A Practical Guide To Ecological Modelling


A Practical Guide To Ecological Modelling
DOWNLOAD eBooks

Author : Karline Soetaert
language : en
Publisher: Springer Science & Business Media
Release Date : 2008-10-14

A Practical Guide To Ecological Modelling written by Karline Soetaert and has been published by Springer Science & Business Media this book supported file pdf, txt, epub, kindle and other format this book has been release on 2008-10-14 with Science categories.
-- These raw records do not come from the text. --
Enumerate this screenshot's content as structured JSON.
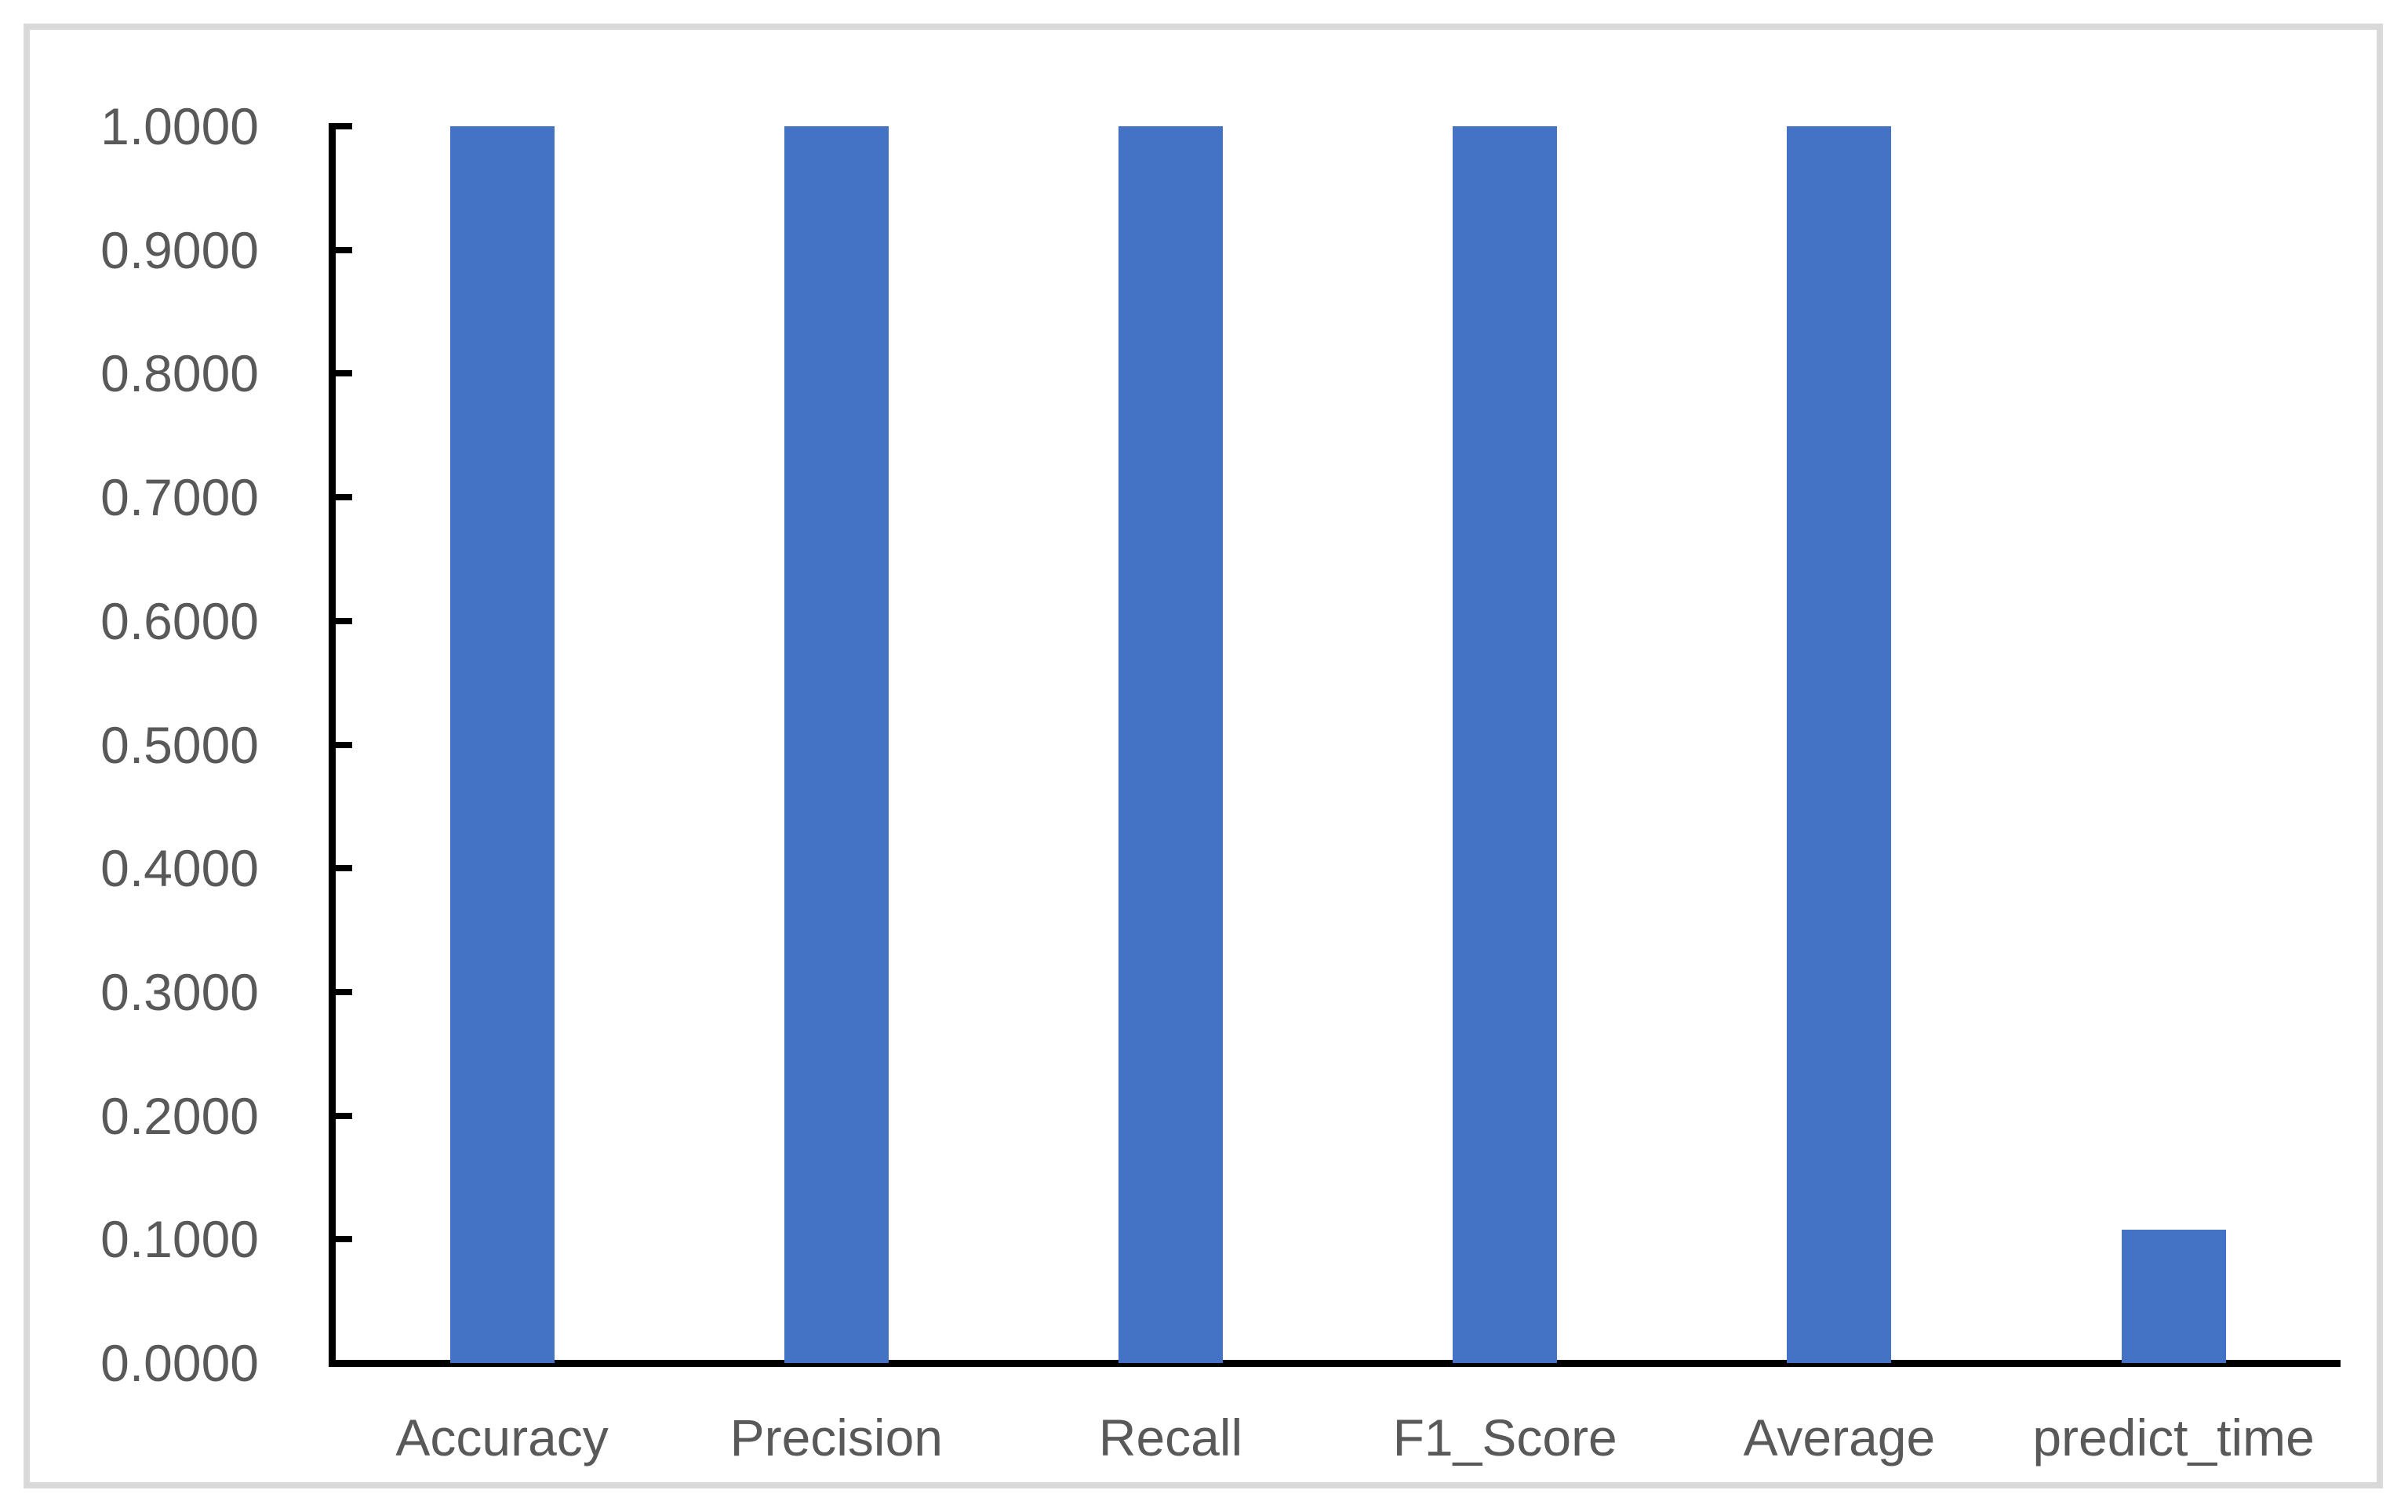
{
  "chart_data": {
    "type": "bar",
    "title": "",
    "xlabel": "",
    "ylabel": "",
    "categories": [
      "Accuracy",
      "Precision",
      "Recall",
      "F1_Score",
      "Average",
      "predict_time"
    ],
    "series": [
      {
        "name": "",
        "values": [
          1.0,
          1.0,
          1.0,
          1.0,
          1.0,
          0.108
        ]
      }
    ],
    "ylim": [
      0.0,
      1.0
    ],
    "ytick_step": 0.1,
    "ytick_labels": [
      "0.0000",
      "0.1000",
      "0.2000",
      "0.3000",
      "0.4000",
      "0.5000",
      "0.6000",
      "0.7000",
      "0.8000",
      "0.9000",
      "1.0000"
    ],
    "grid": false,
    "legend_position": "none",
    "colors": {
      "bar": "#4472C4",
      "axis": "#000000",
      "tick_label": "#595959",
      "frame_border": "#D9D9D9",
      "background": "#FFFFFF"
    }
  }
}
Mathematical modelling is an essential tool in present-day ecological research. Yet for many ecologists it is still problematic to apply modelling in their research. In our experience, the major problem is at the conceptual level: proper understanding of what a model is, how ecological relations can be translated consistently into mathematical equations, how models are solved, steady states calculated and interpreted. Many textbooks jump over these conceptual hurdles to dive into detailed formulations or the mathematics of solution. This book attempts to fill that gap. It introduces essential concepts for mathematical modelling, explains the mathematics behind the methods, and helps readers to implement models and obtain hands-on experience. Throughout the book, emphasis is laid on how to translate ecological questions into interpretable models in a practical way. The book aims to be an introductory textbook at the undergraduate-graduate level, but will also be useful to seduce experienced ecologists into the world of modelling. The range of ecological models treated is wide, from Lotka-Volterra type of principle-seeking models to environmental or ecosystem models, and including matrix models, lattice models and sequential decision models. All chapters contain a concise introduction into the theory, worked-out examples and exercises. All examples are implemented in the open-source package R, thus taking away problems of software availability for use of the book. All code used in the book is available on a dedicated website.



Analyzing Ecological Data


Analyzing Ecological Data
DOWNLOAD eBooks

Author : Alain Zuur
language : en
Publisher: Springer
Release Date : 2007-08-29

Analyzing Ecological Data written by Alain Zuur and has been published by Springer this book supported file pdf, txt, epub, kindle and other format this book has been release on 2007-08-29 with Science categories.


This book provides a practical introduction to analyzing ecological data using real data sets. The first part gives a largely non-mathematical introduction to data exploration, univariate methods (including GAM and mixed modeling techniques), multivariate analysis, time series analysis, and spatial statistics. The second part provides 17 case studies. The case studies include topics ranging from terrestrial ecology to marine biology and can be used as a template for a reader’s own data analysis. Data from all case studies are available from www.highstat.com. Guidance on software is provided in the book.